Language quirk - eliminating "to be"

I have an acquaintance who routinely leaves out “to be” from his spoken sentences when it falls before a verb. For example, “The dishwasher needs emptied,” “The dog wants fed,” etc. What’s the deal? Is this some sort of regional oddity, or is he just weird?

It’s a Pennsylvania dialect.

Letting you break people into two groups with a simple question…

Nah, that’s not weird at all. What’s weird is people who feel the need to insert a superfluous “to be” in the middle of a perfectly valid grammatical construction.

Perhaps he’s speaking E-prime. :slight_smile:

That construction is common here in Scotland. It was only when I went to the US that I realised that there was anything unusual about it, and that there it was considered a Pennsylvania quirk.

“Or not. That is the question.”

You win 5 internet dollars!

Let’s just say I completely agree with this poster.

A pretty good rundown. I could’ve sworn it was a more midwest thing, am I thinking of something else?

Do people who speak like that also write like that?

I’m a born and raised Pennsylvanian and I hear it both ways and say it both ways.

I just looked at Bosstone’s links which claim that it’s a western PA thing. I grew up in the Philly suburbs but my dad was from Western PA so maybe that’s where I picked it up.

Come to think of it, when I was younger people more than once asked me if I was from the south because they thought I had a southern accent. That always puzzled me. Maybe it was because I was using dialect I picked up from my father.

Quirk? I didn’t realize it was abnormal until I read this thread. I’ve spent most of my life in northern WV, PA, and MD. Just seemed like the normal way people spoke to me.

I do.

My grandmother’s people were from Pennsylvania and she often used that construction.

Well, from an east coast perspective, that’s not so far off, is it? The Pittsburgh area is, I would say, right up against the start of the midwest.

If it’s regional, it’s not confined to Pennsylvania. I was raised in southern California and I was in high school before anyone objected. And it was a friend, not a teacher, who objected.

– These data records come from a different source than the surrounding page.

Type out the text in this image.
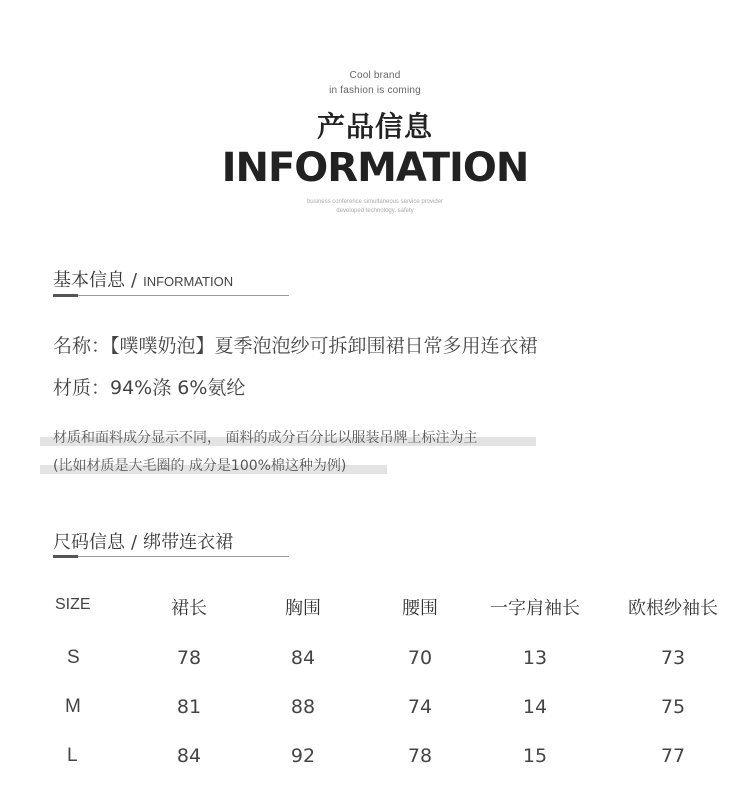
Cool brand
in fashion is coming
产品信息
INFORMATION
business conference simultaneous service provider
developed technology, safety
基本信息 / INFORMATION
名称：【噗噗奶泡】夏季泡泡纱可拆卸围裙日常多用连衣裙
材质：94%涤 6%氨纶
材质和面料成分显示不同， 面料的成分百分比以服装吊牌上标注为主
(比如材质是大毛圈的 成分是100%棉这种为例)
尺码信息 / 绑带连衣裙
SIZE	裙长	胸围	腰围	一字肩袖长	欧根纱袖长
S	78	84	70	13	73
M	81	88	74	14	75
L	84	92	78	15	77
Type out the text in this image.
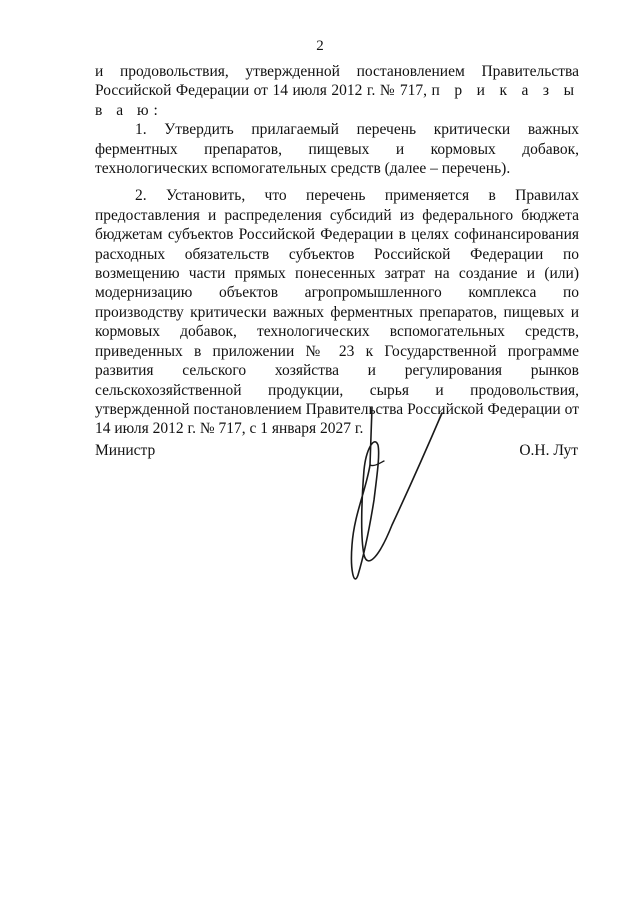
2

и продовольствия, утвержденной постановлением Правительства Российской Федерации от 14 июля 2012 г. № 717, п р и к а з ы в а ю:

1. Утвердить прилагаемый перечень критически важных ферментных препаратов, пищевых и кормовых добавок, технологических вспомогательных средств (далее – перечень).

2. Установить, что перечень применяется в Правилах предоставления и распределения субсидий из федерального бюджета бюджетам субъектов Российской Федерации в целях софинансирования расходных обязательств субъектов Российской Федерации по возмещению части прямых понесенных затрат на создание и (или) модернизацию объектов агропромышленного комплекса по производству критически важных ферментных препаратов, пищевых и кормовых добавок, технологических вспомогательных средств, приведенных в приложении № 23 к Государственной программе развития сельского хозяйства и регулирования рынков сельскохозяйственной продукции, сырья и продовольствия, утвержденной постановлением Правительства Российской Федерации от 14 июля 2012 г. № 717, с 1 января 2027 г.

Министр	О.Н. Лут
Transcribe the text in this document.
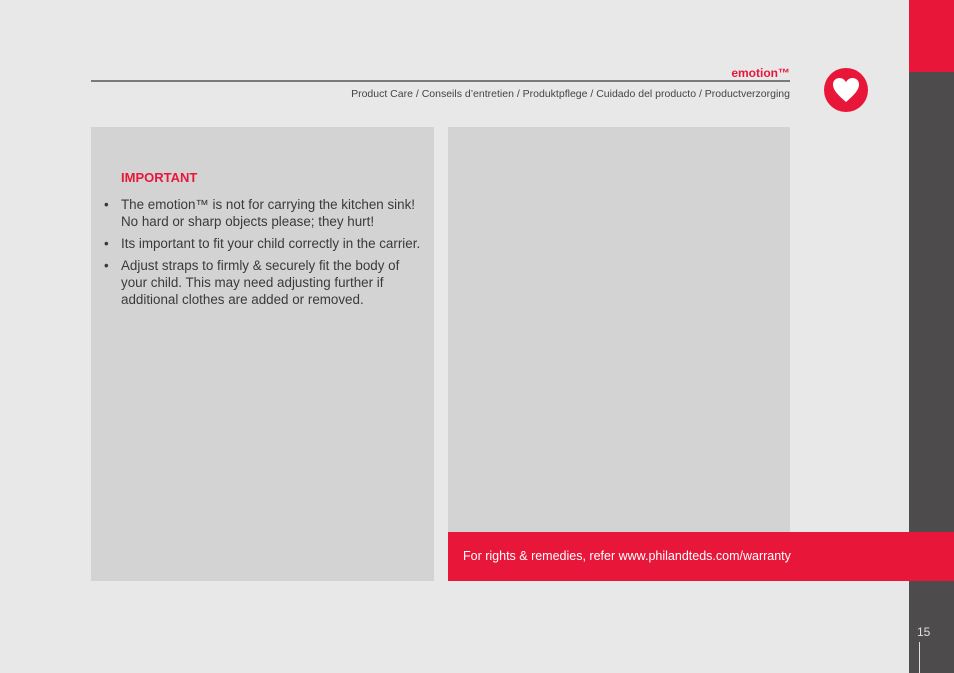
emotion™
Product Care / Conseils d’entretien / Produktpflege / Cuidado del producto / Productverzorging
IMPORTANT
• The emotion™ is not for carrying the kitchen sink! No hard or sharp objects please; they hurt!
• Its important to fit your child correctly in the carrier.
• Adjust straps to firmly & securely fit the body of your child. This may need adjusting further if additional clothes are added or removed.
For rights & remedies, refer www.philandteds.com/warranty
15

I fell in with the correction because the alternatives didn’t sound weird to me. And she was so invested in it.

Yale Grammatical Diversity Project

It’s not officially the midwest, but for me it’s not a semantic issue. I mean I thought that this construction was used in large, nonspecific swaths of the midwest, even if I can’t name which ones specifically.

It’s used by some people around the Iowa-Minnesota border, but I was in my 40s before I heard anybody use it. (I grew up in Minneapolis.) Given the Pennsylvania connection, could it be an Amish thing?